The present Quaker presence is centred on Friends House Moscow.  Type Quakers in Russia or Friends House Moscow into Google, for a wealth of information on the subject.

Applause for David Cameron…….again!

            A fortnight ago I applauded David Cameron’s declaration that the UK is a Christian country and that we should be glad that of it.  This week I am again endorsing one of his public statements. No, I haven’t changed my political outlook. I don’t think I could ever vote for an election candidate from his party – unless, of course, it seemed to be the only way of preventing a U-kipper from topping the poll! There are though surely some topics on which all people of good will and compassion will agree and act.  David Cameron found one of them when he denounced, with real passion, the evil acts of the Boko Haram terrorist organisation in burning down a school in a remote part of Nigeria, abducting some 200 teenage girl pupils and threatening to sell them into slavery or forced marriage. Subsequently the same organisation has kidnapped more teenage girls and carried out more murderous terrorist acts in the same country.

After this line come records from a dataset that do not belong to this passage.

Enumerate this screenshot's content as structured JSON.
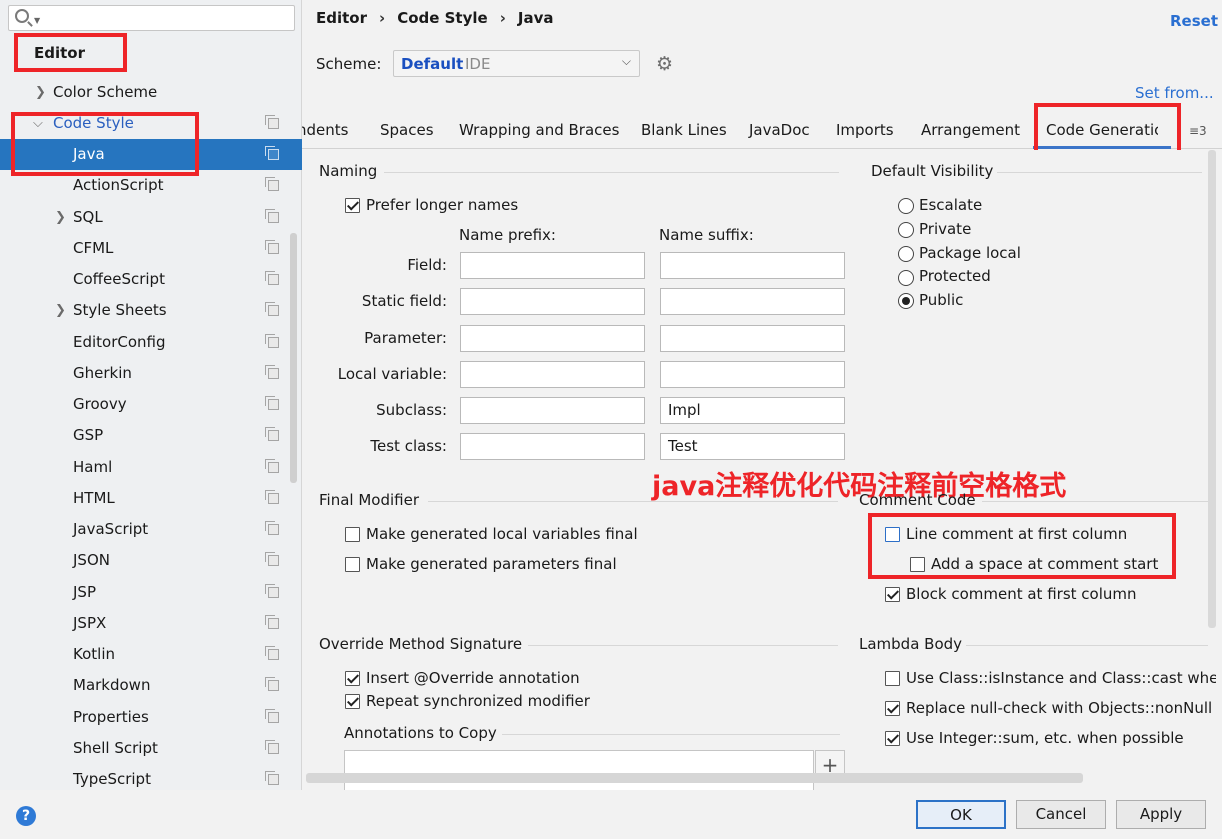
{
  "sidebar": {
    "search_placeholder": "",
    "items": [
      {
        "label": "Editor",
        "id": "editor"
      },
      {
        "label": "Color Scheme",
        "id": "color-scheme"
      },
      {
        "label": "Code Style",
        "id": "code-style"
      },
      {
        "label": "Java",
        "id": "java"
      },
      {
        "label": "ActionScript",
        "id": "actionscript"
      },
      {
        "label": "SQL",
        "id": "sql"
      },
      {
        "label": "CFML",
        "id": "cfml"
      },
      {
        "label": "CoffeeScript",
        "id": "coffeescript"
      },
      {
        "label": "Style Sheets",
        "id": "style-sheets"
      },
      {
        "label": "EditorConfig",
        "id": "editorconfig"
      },
      {
        "label": "Gherkin",
        "id": "gherkin"
      },
      {
        "label": "Groovy",
        "id": "groovy"
      },
      {
        "label": "GSP",
        "id": "gsp"
      },
      {
        "label": "Haml",
        "id": "haml"
      },
      {
        "label": "HTML",
        "id": "html"
      },
      {
        "label": "JavaScript",
        "id": "javascript"
      },
      {
        "label": "JSON",
        "id": "json"
      },
      {
        "label": "JSP",
        "id": "jsp"
      },
      {
        "label": "JSPX",
        "id": "jspx"
      },
      {
        "label": "Kotlin",
        "id": "kotlin"
      },
      {
        "label": "Markdown",
        "id": "markdown"
      },
      {
        "label": "Properties",
        "id": "properties"
      },
      {
        "label": "Shell Script",
        "id": "shell-script"
      },
      {
        "label": "TypeScript",
        "id": "typescript"
      }
    ]
  },
  "header": {
    "breadcrumb": [
      "Editor",
      "Code Style",
      "Java"
    ],
    "reset_label": "Reset",
    "scheme_label": "Scheme:",
    "scheme_name": "Default",
    "scheme_sub": "IDE",
    "set_from_label": "Set from..."
  },
  "tabs": [
    "ndents",
    "Spaces",
    "Wrapping and Braces",
    "Blank Lines",
    "JavaDoc",
    "Imports",
    "Arrangement",
    "Code Generatic"
  ],
  "tabs_more": "≡3",
  "naming": {
    "title": "Naming",
    "prefer_longer": "Prefer longer names",
    "prefix_header": "Name prefix:",
    "suffix_header": "Name suffix:",
    "rows": [
      {
        "label": "Field:",
        "prefix": "",
        "suffix": ""
      },
      {
        "label": "Static field:",
        "prefix": "",
        "suffix": ""
      },
      {
        "label": "Parameter:",
        "prefix": "",
        "suffix": ""
      },
      {
        "label": "Local variable:",
        "prefix": "",
        "suffix": ""
      },
      {
        "label": "Subclass:",
        "prefix": "",
        "suffix": "Impl"
      },
      {
        "label": "Test class:",
        "prefix": "",
        "suffix": "Test"
      }
    ]
  },
  "visibility": {
    "title": "Default Visibility",
    "options": [
      "Escalate",
      "Private",
      "Package local",
      "Protected",
      "Public"
    ],
    "selected": "Public"
  },
  "final_modifier": {
    "title": "Final Modifier",
    "local_vars": "Make generated local variables final",
    "params": "Make generated parameters final"
  },
  "comment_code": {
    "title": "Comment Code",
    "line_first": "Line comment at first column",
    "add_space": "Add a space at comment start",
    "block_first": "Block comment at first column"
  },
  "override": {
    "title": "Override Method Signature",
    "insert_override": "Insert @Override annotation",
    "repeat_sync": "Repeat synchronized modifier",
    "annotations_title": "Annotations to Copy"
  },
  "lambda": {
    "title": "Lambda Body",
    "isinstance": "Use Class::isInstance and Class::cast when po",
    "nonnull": "Replace null-check with Objects::nonNull or",
    "integer_sum": "Use Integer::sum, etc. when possible"
  },
  "annotation_overlay": "java注释优化代码注释前空格格式",
  "buttons": {
    "ok": "OK",
    "cancel": "Cancel",
    "apply": "Apply",
    "help": "?"
  },
  "colors": {
    "accent": "#2675bf",
    "highlight_red": "#ee2428",
    "link": "#2a6fd1"
  }
}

            Mr Cameron was quite right too in pointing out that these were not isolated acts committed by a small group of terrorists in a remote part of Africa.  They are part of a loose movement of fanatics who practise a perversion of Islam that subjugates women, detests ‘western’ education especially for women and girls, and seeks to gain God’s approval by carrying out a hate-filled jihad of violence against everything that the rest of the world values.  They were responsible for ‘9/11’, for the tube bombings in London and for the many bomb outrages in Russia, including those before the winter Olympics in Volgograd (formerly Stalingrad).  I fear that they are to be found among those whom Britain and the USA have been supporting, trying to overthrow the Assad regime in Syria.

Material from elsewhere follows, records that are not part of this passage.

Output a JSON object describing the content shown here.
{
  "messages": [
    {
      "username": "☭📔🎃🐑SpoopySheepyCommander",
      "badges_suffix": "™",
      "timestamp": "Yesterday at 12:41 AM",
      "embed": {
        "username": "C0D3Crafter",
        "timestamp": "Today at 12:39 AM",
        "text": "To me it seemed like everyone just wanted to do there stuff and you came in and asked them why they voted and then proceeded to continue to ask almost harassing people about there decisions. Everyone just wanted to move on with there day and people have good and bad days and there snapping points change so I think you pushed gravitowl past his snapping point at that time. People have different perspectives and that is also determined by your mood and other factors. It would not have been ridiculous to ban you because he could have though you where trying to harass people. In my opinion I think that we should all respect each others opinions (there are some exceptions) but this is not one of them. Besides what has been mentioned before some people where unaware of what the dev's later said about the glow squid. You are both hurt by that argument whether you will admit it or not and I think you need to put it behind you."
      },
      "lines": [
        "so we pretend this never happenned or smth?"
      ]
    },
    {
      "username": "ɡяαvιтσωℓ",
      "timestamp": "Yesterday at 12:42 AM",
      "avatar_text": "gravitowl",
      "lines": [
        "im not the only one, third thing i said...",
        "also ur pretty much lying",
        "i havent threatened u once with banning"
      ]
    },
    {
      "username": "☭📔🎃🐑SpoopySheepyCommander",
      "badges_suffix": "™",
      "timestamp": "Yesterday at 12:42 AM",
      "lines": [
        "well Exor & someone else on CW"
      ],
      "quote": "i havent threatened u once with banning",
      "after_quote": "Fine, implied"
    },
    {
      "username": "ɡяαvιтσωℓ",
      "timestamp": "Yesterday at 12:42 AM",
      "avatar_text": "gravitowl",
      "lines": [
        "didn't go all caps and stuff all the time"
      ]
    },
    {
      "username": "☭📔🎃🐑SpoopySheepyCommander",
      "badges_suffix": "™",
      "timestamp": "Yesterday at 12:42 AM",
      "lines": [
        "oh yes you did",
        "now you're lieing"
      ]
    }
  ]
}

            The USA the UK, France and China have all volunteered to assist in securing the liberation of those kidnapped girls.  I am sorry that Russia is not among them.  They have had longer and more recent experience of dealing with jihadist terrorists and could probably have offered valuable help and advice.  It is also important that we should obtain the vocal and visible support of the great majority of Muslims.

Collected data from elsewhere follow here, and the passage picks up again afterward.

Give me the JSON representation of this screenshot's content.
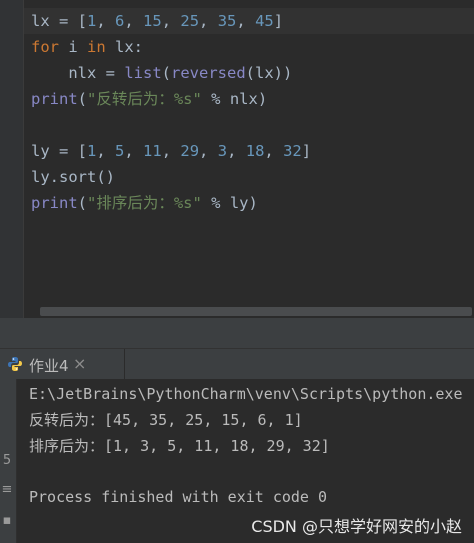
{
  "editor": {
    "lines": [
      {
        "tokens": [
          {
            "t": "lx = [",
            "c": ""
          },
          {
            "t": "1",
            "c": "num"
          },
          {
            "t": ", ",
            "c": ""
          },
          {
            "t": "6",
            "c": "num"
          },
          {
            "t": ", ",
            "c": ""
          },
          {
            "t": "15",
            "c": "num"
          },
          {
            "t": ", ",
            "c": ""
          },
          {
            "t": "25",
            "c": "num"
          },
          {
            "t": ", ",
            "c": ""
          },
          {
            "t": "35",
            "c": "num"
          },
          {
            "t": ", ",
            "c": ""
          },
          {
            "t": "45",
            "c": "num"
          },
          {
            "t": "]",
            "c": ""
          }
        ]
      },
      {
        "tokens": [
          {
            "t": "for",
            "c": "kw"
          },
          {
            "t": " i ",
            "c": ""
          },
          {
            "t": "in",
            "c": "kw"
          },
          {
            "t": " lx:",
            "c": ""
          }
        ]
      },
      {
        "tokens": [
          {
            "t": "    nlx = ",
            "c": ""
          },
          {
            "t": "list",
            "c": "fn"
          },
          {
            "t": "(",
            "c": ""
          },
          {
            "t": "reversed",
            "c": "fn"
          },
          {
            "t": "(lx))",
            "c": ""
          }
        ]
      },
      {
        "tokens": [
          {
            "t": "print",
            "c": "fn"
          },
          {
            "t": "(",
            "c": ""
          },
          {
            "t": "\"反转后为：%s\"",
            "c": "str"
          },
          {
            "t": " % nlx)",
            "c": ""
          }
        ]
      },
      {
        "tokens": []
      },
      {
        "tokens": [
          {
            "t": "ly = [",
            "c": ""
          },
          {
            "t": "1",
            "c": "num"
          },
          {
            "t": ", ",
            "c": ""
          },
          {
            "t": "5",
            "c": "num"
          },
          {
            "t": ", ",
            "c": ""
          },
          {
            "t": "11",
            "c": "num"
          },
          {
            "t": ", ",
            "c": ""
          },
          {
            "t": "29",
            "c": "num"
          },
          {
            "t": ", ",
            "c": ""
          },
          {
            "t": "3",
            "c": "num"
          },
          {
            "t": ", ",
            "c": ""
          },
          {
            "t": "18",
            "c": "num"
          },
          {
            "t": ", ",
            "c": ""
          },
          {
            "t": "32",
            "c": "num"
          },
          {
            "t": "]",
            "c": ""
          }
        ]
      },
      {
        "tokens": [
          {
            "t": "ly.sort()",
            "c": ""
          }
        ]
      },
      {
        "tokens": [
          {
            "t": "print",
            "c": "fn"
          },
          {
            "t": "(",
            "c": ""
          },
          {
            "t": "\"排序后为：%s\"",
            "c": "str"
          },
          {
            "t": " % ly)",
            "c": ""
          }
        ]
      }
    ]
  },
  "run_panel": {
    "tab_label": "作业4",
    "tab_close": "×",
    "output_lines": [
      "E:\\JetBrains\\PythonCharm\\venv\\Scripts\\python.exe",
      "反转后为：[45, 35, 25, 15, 6, 1]",
      "排序后为：[1, 3, 5, 11, 18, 29, 32]",
      "",
      "Process finished with exit code 0"
    ],
    "left_icons": [
      "5",
      "≡",
      "▪"
    ]
  },
  "watermark": "CSDN @只想学好网安的小赵",
  "colors": {
    "editor_bg": "#2b2b2b",
    "keyword": "#cc7832",
    "number": "#6897bb",
    "string": "#6a8759",
    "builtin": "#8888c6",
    "text": "#a9b7c6"
  }
}
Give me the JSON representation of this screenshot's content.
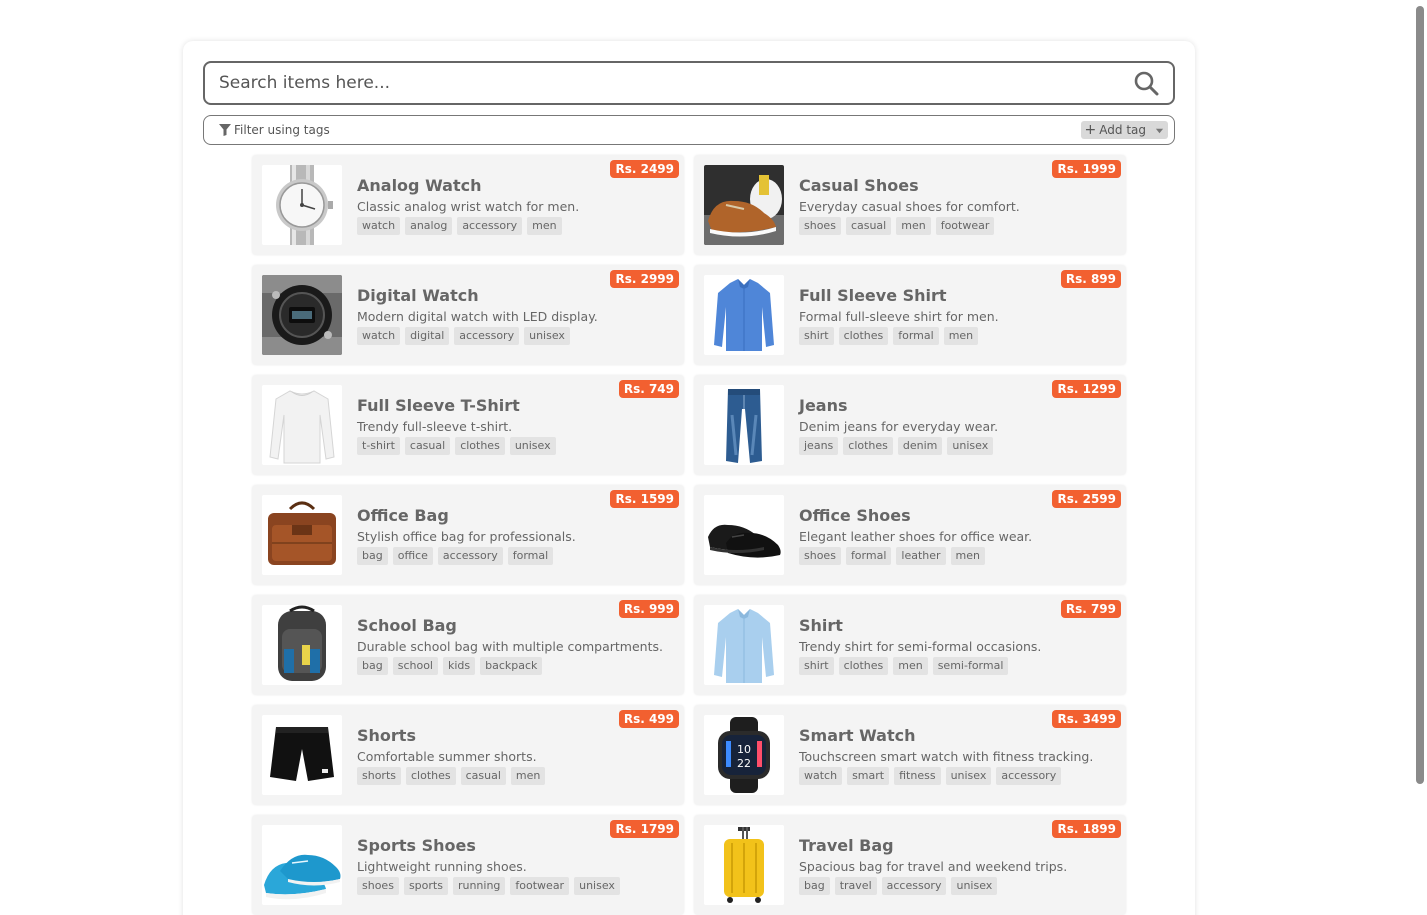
{
  "search": {
    "placeholder": "Search items here..."
  },
  "filter": {
    "label": "Filter using tags",
    "add_tag_label": "Add tag"
  },
  "items": [
    {
      "title": "Analog Watch",
      "description": "Classic analog wrist watch for men.",
      "price": "Rs. 2499",
      "tags": [
        "watch",
        "analog",
        "accessory",
        "men"
      ],
      "image": "analog-watch"
    },
    {
      "title": "Casual Shoes",
      "description": "Everyday casual shoes for comfort.",
      "price": "Rs. 1999",
      "tags": [
        "shoes",
        "casual",
        "men",
        "footwear"
      ],
      "image": "casual-shoes"
    },
    {
      "title": "Digital Watch",
      "description": "Modern digital watch with LED display.",
      "price": "Rs. 2999",
      "tags": [
        "watch",
        "digital",
        "accessory",
        "unisex"
      ],
      "image": "digital-watch"
    },
    {
      "title": "Full Sleeve Shirt",
      "description": "Formal full-sleeve shirt for men.",
      "price": "Rs. 899",
      "tags": [
        "shirt",
        "clothes",
        "formal",
        "men"
      ],
      "image": "blue-shirt"
    },
    {
      "title": "Full Sleeve T-Shirt",
      "description": "Trendy full-sleeve t-shirt.",
      "price": "Rs. 749",
      "tags": [
        "t-shirt",
        "casual",
        "clothes",
        "unisex"
      ],
      "image": "white-tshirt"
    },
    {
      "title": "Jeans",
      "description": "Denim jeans for everyday wear.",
      "price": "Rs. 1299",
      "tags": [
        "jeans",
        "clothes",
        "denim",
        "unisex"
      ],
      "image": "jeans"
    },
    {
      "title": "Office Bag",
      "description": "Stylish office bag for professionals.",
      "price": "Rs. 1599",
      "tags": [
        "bag",
        "office",
        "accessory",
        "formal"
      ],
      "image": "office-bag"
    },
    {
      "title": "Office Shoes",
      "description": "Elegant leather shoes for office wear.",
      "price": "Rs. 2599",
      "tags": [
        "shoes",
        "formal",
        "leather",
        "men"
      ],
      "image": "office-shoes"
    },
    {
      "title": "School Bag",
      "description": "Durable school bag with multiple compartments.",
      "price": "Rs. 999",
      "tags": [
        "bag",
        "school",
        "kids",
        "backpack"
      ],
      "image": "school-bag"
    },
    {
      "title": "Shirt",
      "description": "Trendy shirt for semi-formal occasions.",
      "price": "Rs. 799",
      "tags": [
        "shirt",
        "clothes",
        "men",
        "semi-formal"
      ],
      "image": "light-shirt"
    },
    {
      "title": "Shorts",
      "description": "Comfortable summer shorts.",
      "price": "Rs. 499",
      "tags": [
        "shorts",
        "clothes",
        "casual",
        "men"
      ],
      "image": "shorts"
    },
    {
      "title": "Smart Watch",
      "description": "Touchscreen smart watch with fitness tracking.",
      "price": "Rs. 3499",
      "tags": [
        "watch",
        "smart",
        "fitness",
        "unisex",
        "accessory"
      ],
      "image": "smart-watch"
    },
    {
      "title": "Sports Shoes",
      "description": "Lightweight running shoes.",
      "price": "Rs. 1799",
      "tags": [
        "shoes",
        "sports",
        "running",
        "footwear",
        "unisex"
      ],
      "image": "sports-shoes"
    },
    {
      "title": "Travel Bag",
      "description": "Spacious bag for travel and weekend trips.",
      "price": "Rs. 1899",
      "tags": [
        "bag",
        "travel",
        "accessory",
        "unisex"
      ],
      "image": "travel-bag"
    }
  ],
  "colors": {
    "price_badge": "#f26030",
    "card_bg": "#f4f4f4",
    "tag_bg": "#e3e3e3"
  }
}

            We have seen them take to the streets in protest when their Koran has been burnt or defiled, or their prophet insulted.  I’d like to see them do the same about the abduction, imprisonment and sale into slavery of those Nigerian teenagers.  They, the majority of peaceful Muslims who are happy to live in peace and friendship with those of other religious faiths, have the greatest reason for supporting the downfall of the extremists.  In the short term, acts like those of the Boko Hara and other Islamic terrorists, fan the flames of Islam-phobia.  ‘Phobia’, it should be remembered, means fear.  The acts of these terrorists give others cause to fear.

            Then again it is only the contents of the Holy Book of any religion that are sacred.  The book itself is the work of human hands.  If one copy of the book is burnt or defiled, a hundred other copies can be printed to replace it.  But each one of those abducted teenage girls is precious, a child of God, created by God in his own image, unique and irreplaceable.  To defile, misuse or deliberately injure any one of them is a most grievous sin.   To claim, as these extremists do, that they are doing so in obedience to God’s will is surely the ultimate blasphemy.  It is the sin against the Holy Spirit that Jesus of Nazareth, a prophet of Islam and much more than that to Christians, declared to be the one unforgivable sin.

            The deliberate harm of even one of God's children evokes more sorrow – and perhaps anger - in Heaven than the burning of a score of holy books.  I hope that the majority of peace-loving, tolerant Muslims will denounce with fervour these acts of terror and blasphemy by those who claim to share their faith, and will support efforts to end their activities.